Roxy et Thea de la communauté d'environ 45 chimpanzés vivant dans le parc national de Loango au Gabon, étudiés par le projet Ozouga sur les chimpanzés dirigé par la biologiste cognitive Prof. Dr. Simone Pika et le primatologue Dr. Tobias Deschner. Crédit :(c) Tobias Deschner/Projet sur les chimpanzés d'Ozouga
Près d'un an après l'observation par Mascaro de la première application d'insectes sur la plaie d'un autre individu, Southern a observé un autre événement. "Un mâle adulte, Littlegrey, avait une profonde blessure ouverte au tibia et Carol, une femelle adulte, qui l'avait soigné, a soudainement tendu la main pour attraper un insecte", explique Southern. "Ce qui m'a le plus frappé, c'est qu'elle l'a tendu à Littlegrey, il l'a appliqué sur sa blessure, puis Carol et deux autres chimpanzés adultes ont également touché la plaie et déplacé l'insecte dessus. Les trois chimpanzés non apparentés semblaient adopter ces comportements uniquement pour le profit du membre de leur groupe."
Les auteurs du projet Ozouga Chimpanzee et d'Osnabrück suggèrent que les insectes appliqués pourraient avoir des propriétés anti-inflammatoires ou antiseptiques. L'utilisation d'insectes à des fins thérapeutiques remonte à 1 400 avant notre ère chez l'homme et est toujours populaire parmi les populations humaines couvrant une variété d'espèces d'insectes avec des effets antibiotiques et antiviraux scientifiquement prouvés.

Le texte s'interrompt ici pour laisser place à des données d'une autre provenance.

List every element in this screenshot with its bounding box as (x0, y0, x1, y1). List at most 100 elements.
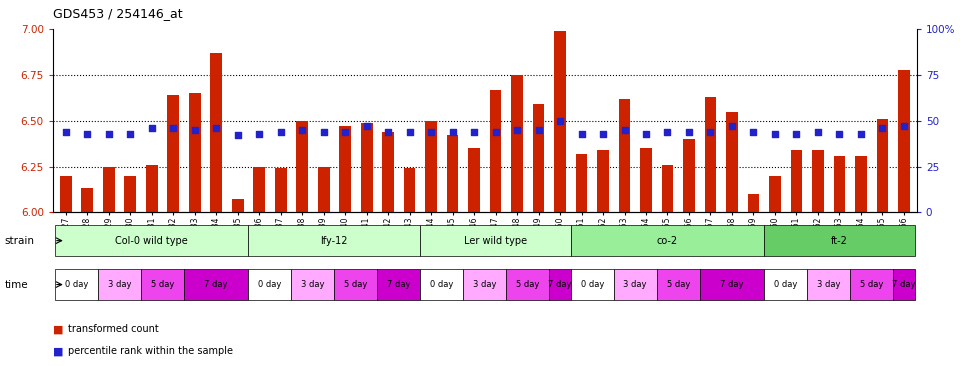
Bar (103, 167, 114, 212)
Point (853, 131, 869, 137)
Text: ■: ■ (53, 324, 63, 335)
Bar (812, 150, 824, 212)
Text: 7 day: 7 day (720, 280, 744, 289)
Bar (275, 168, 286, 212)
Bar (339, 126, 351, 212)
Bar (318, 167, 329, 212)
Point (724, 123, 739, 129)
Bar (184, 269, 249, 300)
Point (337, 129, 352, 135)
Point (638, 131, 654, 137)
Text: strain: strain (5, 236, 35, 246)
Point (402, 129, 418, 135)
Point (123, 131, 138, 137)
Bar (382, 132, 394, 212)
Bar (807, 269, 851, 300)
Bar (705, 97, 716, 212)
Text: Col-0 wild type: Col-0 wild type (115, 236, 188, 246)
Point (423, 129, 439, 135)
Bar (210, 53, 222, 212)
Point (510, 127, 525, 133)
Bar (576, 154, 588, 212)
Point (746, 129, 761, 135)
Point (80, 131, 95, 137)
Point (660, 129, 675, 135)
Bar (446, 135, 459, 212)
Point (380, 129, 396, 135)
Text: co-2: co-2 (657, 236, 678, 246)
Bar (851, 269, 893, 300)
Text: 5 day: 5 day (516, 280, 540, 289)
Point (574, 131, 589, 137)
Bar (55, 269, 98, 300)
Bar (769, 176, 780, 212)
Text: 5 day: 5 day (344, 280, 368, 289)
Bar (167, 95, 180, 212)
Point (165, 125, 180, 131)
Point (531, 127, 546, 133)
Text: 0 day: 0 day (258, 280, 281, 289)
Point (789, 131, 804, 137)
Bar (420, 225, 571, 256)
Point (295, 127, 310, 133)
Text: 0 day: 0 day (581, 280, 604, 289)
Point (230, 132, 246, 138)
Text: lfy-12: lfy-12 (321, 236, 348, 246)
Bar (334, 269, 377, 300)
Point (273, 129, 288, 135)
Bar (748, 194, 759, 212)
Text: ■: ■ (53, 346, 63, 356)
Point (767, 131, 782, 137)
Bar (468, 148, 480, 212)
Bar (361, 123, 372, 212)
Bar (231, 199, 244, 212)
Bar (141, 269, 184, 300)
Point (144, 125, 159, 131)
Bar (554, 31, 566, 212)
Bar (464, 269, 506, 300)
Bar (790, 150, 803, 212)
Text: 5 day: 5 day (860, 280, 883, 289)
Point (488, 129, 503, 135)
Bar (571, 269, 613, 300)
Text: 7 day: 7 day (548, 280, 572, 289)
Bar (420, 269, 464, 300)
Bar (55, 225, 249, 256)
Point (101, 131, 116, 137)
Bar (297, 121, 308, 212)
Bar (684, 139, 695, 212)
Bar (661, 165, 673, 212)
Text: 3 day: 3 day (301, 280, 324, 289)
Bar (618, 99, 631, 212)
Bar (898, 70, 910, 212)
Text: 3 day: 3 day (623, 280, 647, 289)
Bar (189, 93, 201, 212)
Bar (82, 188, 93, 212)
Text: 0 day: 0 day (774, 280, 798, 289)
Text: ft-2: ft-2 (831, 236, 848, 246)
Bar (571, 225, 764, 256)
Bar (640, 148, 652, 212)
Point (875, 125, 890, 131)
Point (595, 131, 611, 137)
Text: time: time (5, 280, 29, 290)
Bar (700, 269, 764, 300)
Text: Ler wild type: Ler wild type (464, 236, 527, 246)
Bar (511, 75, 523, 212)
Bar (146, 165, 157, 212)
Point (187, 127, 203, 133)
Bar (613, 269, 657, 300)
Bar (893, 269, 915, 300)
Point (359, 123, 374, 129)
Bar (726, 112, 738, 212)
Bar (377, 269, 420, 300)
Bar (60, 176, 72, 212)
Bar (657, 269, 700, 300)
Bar (876, 119, 888, 212)
Bar (403, 168, 416, 212)
Bar (253, 167, 265, 212)
Point (552, 118, 567, 124)
Bar (549, 269, 571, 300)
Text: 7 day: 7 day (204, 280, 228, 289)
Bar (490, 90, 501, 212)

Alternativement, une autre explication peut être qu'un tel comportement n'a pas de conséquences bénéfiques mais fait partie de la culture locale des chimpanzés, tout comme un grand nombre de traitements médicaux dans les sociétés humaines.
"Pour moi, étant intéressé par les capacités cognitives des chimpanzés, il était particulièrement frappant de constater que les individus soignent non seulement les leurs, mais aussi les blessures d'autres individus non apparentés. De tels exemples de comportements prosociaux clairs sont rarement observés chez les espèces non humaines, mais ces observations peuvent maintenant aussi convaincre les sceptiques", déclare Pika.
Dans une prochaine étape, les chercheurs visent à récupérer les parties d'insectes restantes pour identifier l'espèce et ensuite effectuer des essais biologiques pour étudier les propriétés pharmaceutiques potentielles. De plus, l'équipe se concentrera également sur la dimension sociale du comportement, comme qui sont les principaux acteurs et qui sont les principaux destinataires du « traitement », ainsi que les processus d'apprentissage social qui permettent sa transmission.
"Il est tout simplement fascinant de voir qu'après des décennies de recherche sur les chimpanzés sauvages, ils nous surprennent encore avec de nouveaux comportements inattendus", déclare Deschner. "Notre étude montre qu'il reste encore beaucoup à explorer et à découvrir sur nos plus proches parents vivants, et nous devons donc encore faire beaucoup plus d'efforts pour les protéger dans leur habitat naturel."